The Free Lance-Star – 8 Jul 1974 by Steve Becker
West dealer, Neither Side Vulnerable
Opening lead — queen of spades.
The value of a hand is often greatly affected by bids the other players make, and a good part of what is called bidding skill rests on how well one is able to re-evaluate a hand as the picture keeps changing.
Here is a dramatic example of the principle from the 1972 national team of four championship. Probably most players would pass with the West hand, but Mike Becker, son of this writer, opened the bidding as dealer with a club. North bid a diamond, which East (Andy Bernstein) passed. A double by East would have been for takeout, in their partnership style, and Bernstein therefore felt constrained to pass.
Despite his anemic values, West decided to compete further when he doubled for takeout after South’s pass of a diamond. East was happy to let the double stand, but South was not.
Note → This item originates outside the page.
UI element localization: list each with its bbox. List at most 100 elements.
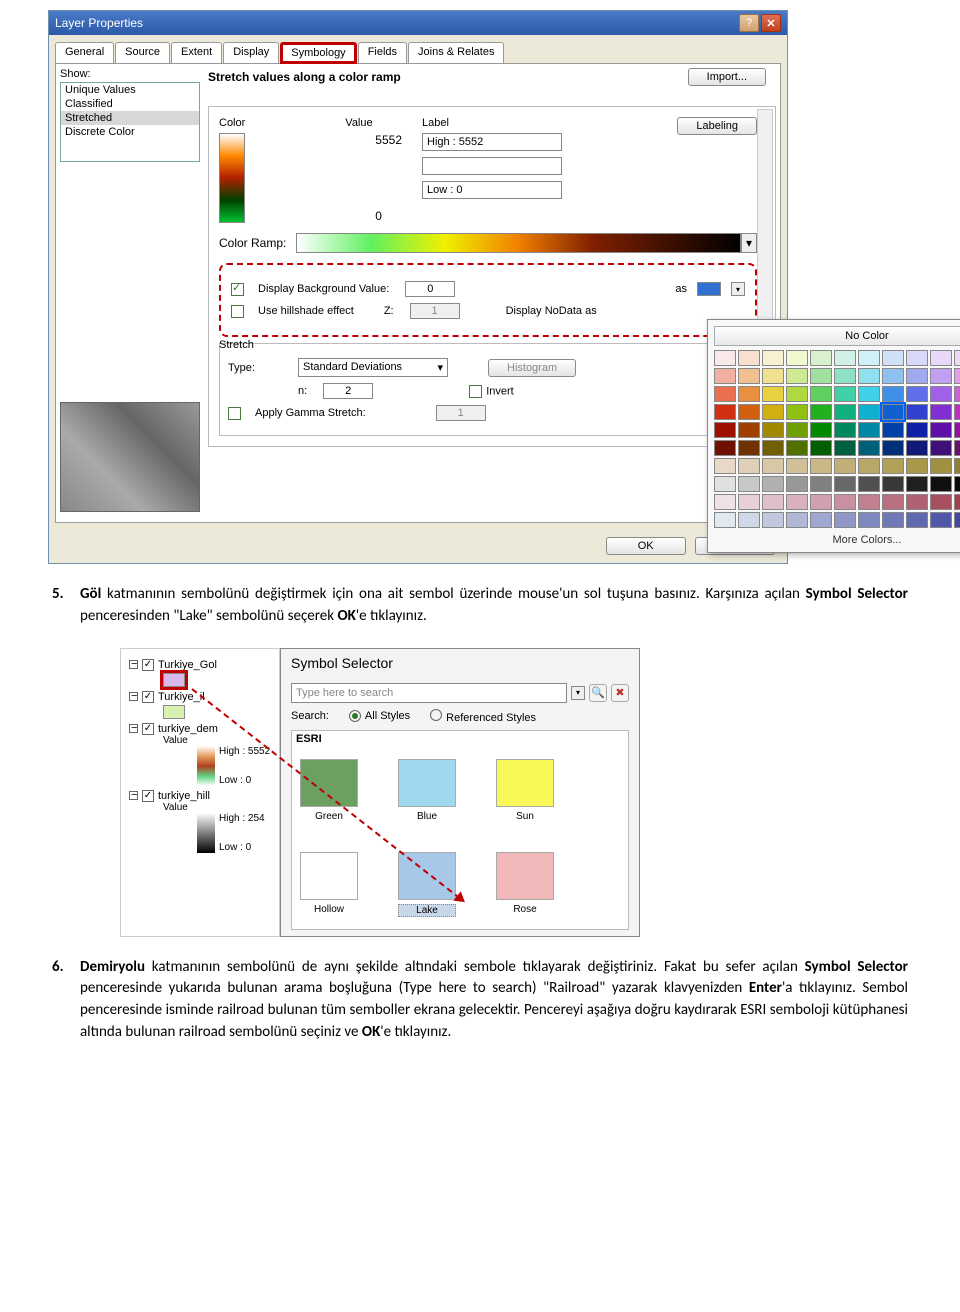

He ran to one heart.
Sensing that the opponents were in deep trouble, West this time doubled for penalties and, after North had made an SOS redouble, also doubled one spade which became the contract.
West’s bidding was indeed remarkable. He had opened with absolutely minimum values and then proceeded to double every time it was his turn — just as though he had opened the bidding on a super hand.
Moreover, West made the effective opening lead of the queen of spades. Declarer ducked in dummy quite naturally assuming that West had the Q J and East the ace, whereupon West played the ace and another spade.
South eventualy went down three for a loss of 500 points, though he could have saved a trick in the later play. West was excepcionally well rewarded for recognizing that even a minimum opening bid sometimes changes the complexion completely and becomes a powerhouse.